The federal government left book banning largely to the states until the passage of the Comstock laws in 1873. Named after their chief proponent—Anthony Comstock, the founder of the New York Society for the Suppression of Vice—the laws barred mailing any “obscene, lewd, or lascivious book, pamphlet, picture, paper, print, or other publication of an indecent character.”
Up through the 1950s, federal agents kept confiscating books they deemed obscene. But in 1959, U.S. District Judge Frederick van Pelt Bryan ruled that Lady Chatterley’s Lover deserved First Amendment protection, and he dealt the censors a major blow in the process.
To reach his decision, Bryan deployed the obscenity test outlined by the Supreme Court in 1957’s Roth v. United States: “whether to the average person, applying contemporary community standards, the dominant theme of the material taken as a whole appeals to prurient interest.”
Lawrence’s book describes an affair between an upper-class woman and a working-class man. With this story, Bryan wrote, Lawrence attacked “what he considered to be the evil effects of industrialization upon the wholesome and natural life of all classes in England.” While the novel contains “a number of passages describing sexual intercourse” and “four-letter Anglo-Saxon words,” it was “replete with fine writing and with descriptive passages of rare beauty,” leaving “no doubt of its literary merit.” Bryan concluded: “The dominant theme, purpose and effect of the book as a whole is not an appeal to prurience or the prurient minded.”

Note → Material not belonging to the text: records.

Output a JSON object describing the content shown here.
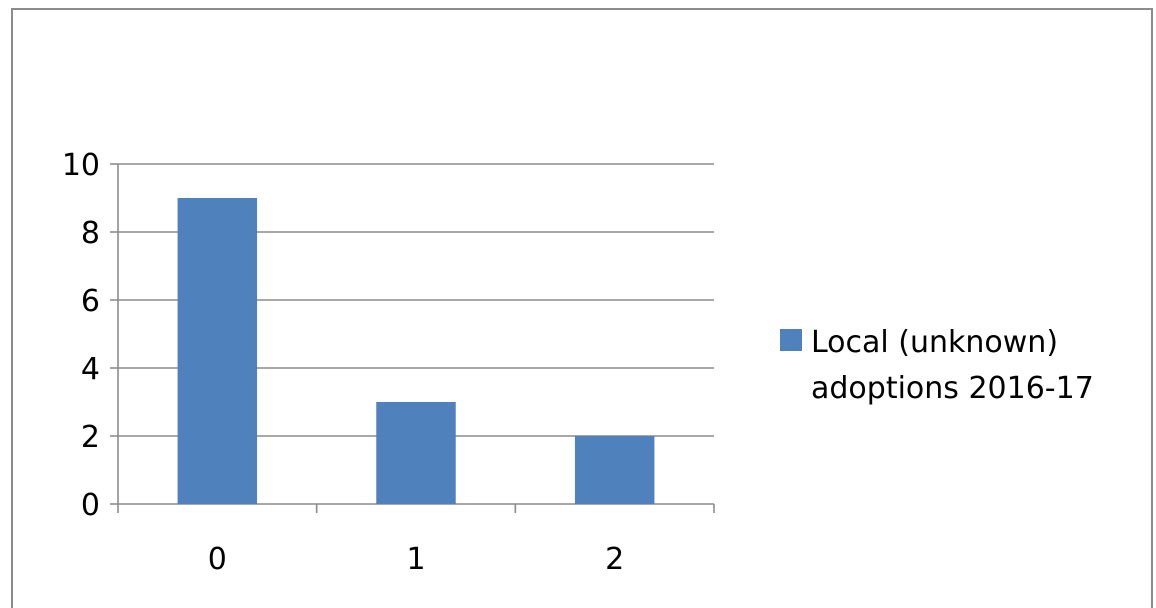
{
  "chart_data": {
    "type": "bar",
    "title": "",
    "xlabel": "",
    "ylabel": "",
    "categories": [
      "0",
      "1",
      "2"
    ],
    "series": [
      {
        "name": "Local (unknown) adoptions 2016-17",
        "values": [
          9,
          3,
          2
        ],
        "color": "#4f81bd"
      }
    ],
    "ylim": [
      0,
      10
    ],
    "yticks": [
      0,
      2,
      4,
      6,
      8,
      10
    ],
    "grid": true,
    "legend_position": "right",
    "legend_lines": [
      "Local (unknown)",
      "adoptions 2016-17"
    ]
  }
}
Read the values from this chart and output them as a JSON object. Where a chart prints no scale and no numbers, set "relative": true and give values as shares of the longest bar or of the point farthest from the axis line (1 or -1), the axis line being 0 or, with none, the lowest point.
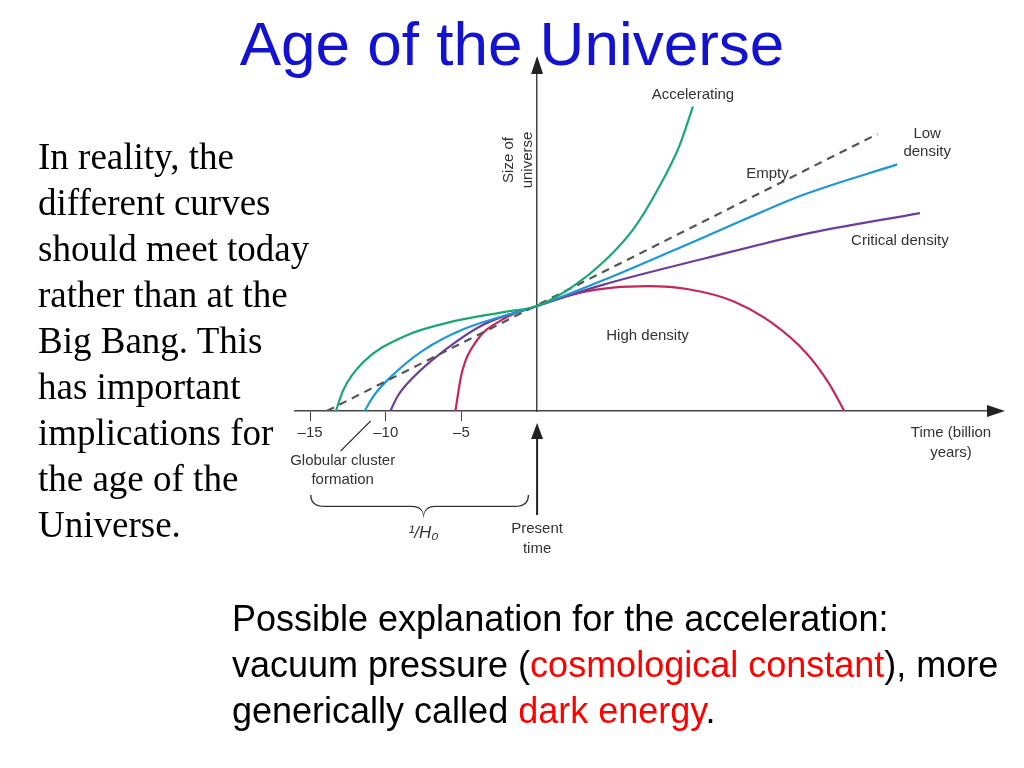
{
  "chart_data": {
    "type": "line",
    "title": "Age of the Universe",
    "xlabel": "Time (billion years)",
    "ylabel": "Size of universe",
    "relative": true,
    "xlim": [
      -16,
      30
    ],
    "xticks": [
      {
        "value": -15,
        "label": "–15"
      },
      {
        "value": -10,
        "label": "–10"
      },
      {
        "value": -5,
        "label": "–5"
      }
    ],
    "grid": false,
    "legend": false,
    "marker": "none",
    "tick_labels": "x",
    "series": [
      {
        "name": "Accelerating",
        "color": "#1aa872",
        "x": [
          -13.3,
          -12.8,
          -11.5,
          -8.8,
          -5.5,
          -2.2,
          0,
          2.4,
          4.4,
          6.4,
          8.0,
          9.4,
          10.3
        ],
        "values": [
          0,
          0.07,
          0.16,
          0.245,
          0.295,
          0.325,
          0.345,
          0.41,
          0.49,
          0.6,
          0.73,
          0.87,
          1
        ]
      },
      {
        "name": "Empty",
        "color": "#555555",
        "line_style": "dashed",
        "x": [
          -13.9,
          22.5
        ],
        "values": [
          0,
          0.91
        ]
      },
      {
        "name": "Low density",
        "color": "#1b98d5",
        "x": [
          -11.4,
          -10.8,
          -9.5,
          -7.5,
          -4.8,
          0,
          4.4,
          11,
          17.6,
          23.8
        ],
        "values": [
          0,
          0.05,
          0.12,
          0.2,
          0.27,
          0.345,
          0.43,
          0.57,
          0.71,
          0.81
        ]
      },
      {
        "name": "Critical density",
        "color": "#6b3d9e",
        "x": [
          -9.7,
          -9.2,
          -8.2,
          -6.1,
          -3.5,
          0,
          4.4,
          11,
          17.6,
          25.3
        ],
        "values": [
          0,
          0.05,
          0.11,
          0.2,
          0.285,
          0.345,
          0.415,
          0.5,
          0.58,
          0.65
        ]
      },
      {
        "name": "High density",
        "color": "#c4275e",
        "x": [
          -5.4,
          -5.0,
          -4.0,
          -2.3,
          0,
          3.0,
          5.0,
          7.3,
          10,
          13,
          15.5,
          17.8,
          19.3,
          20.3
        ],
        "values": [
          0,
          0.12,
          0.23,
          0.3,
          0.345,
          0.39,
          0.405,
          0.41,
          0.4,
          0.36,
          0.29,
          0.19,
          0.09,
          0
        ]
      }
    ],
    "annotations": [
      {
        "text": "Globular cluster formation",
        "x": -11,
        "y": 0
      },
      "¹/H₀",
      "Present time",
      "In reality, the different curves should meet today rather than at the Big Bang. This has important implications for the age of the Universe.",
      "Possible explanation for the acceleration: vacuum pressure (",
      "cosmological constant",
      "), more generically called ",
      "dark energy",
      "."
    ]
  }
}
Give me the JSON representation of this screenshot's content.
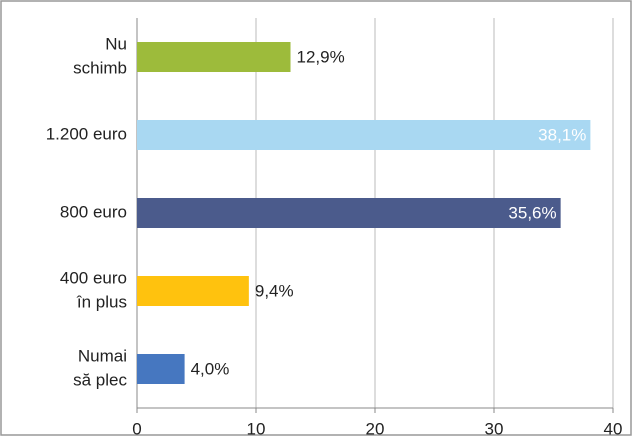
{
  "chart_data": {
    "type": "bar",
    "orientation": "horizontal",
    "categories": [
      [
        "Nu",
        "schimb"
      ],
      [
        "1.200 euro"
      ],
      [
        "800 euro"
      ],
      [
        "400 euro",
        "în plus"
      ],
      [
        "Numai",
        "să plec"
      ]
    ],
    "values": [
      12.9,
      38.1,
      35.6,
      9.4,
      4.0
    ],
    "value_labels": [
      "12,9%",
      "38,1%",
      "35,6%",
      "9,4%",
      "4,0%"
    ],
    "colors": [
      "#9dbb3b",
      "#a9d8f2",
      "#4b5b8c",
      "#ffc20e",
      "#4677c0"
    ],
    "xlim": [
      0,
      40
    ],
    "xticks": [
      0,
      10,
      20,
      30,
      40
    ],
    "grid": true
  }
}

As far as community standards were concerned, Bryan held that “at this stage in the development of our society, this major English novel, does not exceed the outer limits of the tolerance which the community as a whole gives to writing about sex and sex relations.” Thus, the book was not legally obscene, and people could not be punished for selling it. Lady Chatterley’s Lover was “entitled to the protections guaranteed to freedoms of speech and press by the First Amendment.”